Battles over stats loose the public's interest (unless its baseball statistics).
Any thoughts on how to tackle this?
Posted by: grassyrootsy | April 11, 2006 11:53 AM
The wider American audience, when polled, persistently supports comprehensive sex education for their kids when the questions are phrased clearly -- that is to say, if it is explained that comp sex ed includes abstinence, and that abstinence-only is NOT "abstinence is best, but if you are going to have sex, use a condom."

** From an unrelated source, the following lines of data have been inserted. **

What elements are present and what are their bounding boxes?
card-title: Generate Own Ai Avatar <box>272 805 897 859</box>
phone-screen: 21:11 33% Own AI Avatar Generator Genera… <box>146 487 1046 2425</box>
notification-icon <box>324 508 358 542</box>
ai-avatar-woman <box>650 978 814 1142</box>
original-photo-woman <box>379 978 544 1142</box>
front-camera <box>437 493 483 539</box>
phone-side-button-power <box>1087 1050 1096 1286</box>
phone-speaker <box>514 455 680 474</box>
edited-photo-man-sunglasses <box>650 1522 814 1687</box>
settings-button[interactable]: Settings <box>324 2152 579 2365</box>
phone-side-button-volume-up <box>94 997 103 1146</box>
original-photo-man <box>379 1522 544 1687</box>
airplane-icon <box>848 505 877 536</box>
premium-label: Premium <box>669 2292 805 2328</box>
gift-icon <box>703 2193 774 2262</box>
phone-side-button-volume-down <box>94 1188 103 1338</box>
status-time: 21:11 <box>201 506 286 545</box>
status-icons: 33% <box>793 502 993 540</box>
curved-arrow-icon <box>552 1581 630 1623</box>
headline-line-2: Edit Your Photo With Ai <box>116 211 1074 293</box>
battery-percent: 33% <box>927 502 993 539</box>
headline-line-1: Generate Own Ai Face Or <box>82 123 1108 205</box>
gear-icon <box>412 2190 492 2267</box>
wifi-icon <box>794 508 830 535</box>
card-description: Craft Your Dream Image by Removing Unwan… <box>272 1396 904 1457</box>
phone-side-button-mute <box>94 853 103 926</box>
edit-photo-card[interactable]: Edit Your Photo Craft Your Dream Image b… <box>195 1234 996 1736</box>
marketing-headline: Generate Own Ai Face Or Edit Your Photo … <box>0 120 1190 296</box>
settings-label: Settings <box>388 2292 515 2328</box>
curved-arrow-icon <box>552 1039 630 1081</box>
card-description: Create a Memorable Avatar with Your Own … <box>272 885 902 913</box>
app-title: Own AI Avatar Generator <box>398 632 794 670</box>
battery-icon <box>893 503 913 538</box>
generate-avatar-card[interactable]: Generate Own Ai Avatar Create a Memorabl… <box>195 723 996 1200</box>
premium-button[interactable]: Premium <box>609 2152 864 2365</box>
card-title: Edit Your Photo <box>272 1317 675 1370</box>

Rather than battling over stats, many of us are pointing to the actual content of the abs-only curricula -- which more often than not stereotypes and demeans the aspirations and roles of women/girls and men/boys alike; labels all contraception as faulty; stigmatizes people with HIV, gay people, and unmarried parents; and is just plain rife with inaccuracies.
But also, bringing the "logic" of the abs-only programs to their full expression, do most parents really expect or even want their young adult/college/working children to truly stay sexually chaste until the day of their marriage, in a society where more and more people wait till their late 20's or 30's to take vows -- if they are indeed legal entitled to do so?
Art Caplan put it well on MSNBC last fall (http://www.msnbc.msn.com/id/9504871/):
There may be a sillier strategy for dealing with sex among teens than promoting the choice of "abstinence-only-until-marriage," but I am not quite sure what it is. Not only is such an approach contradicted by everything that medicine and science know about teens and sex, but it flies directly in the face of everything all ordinary Americans know about teens and sex.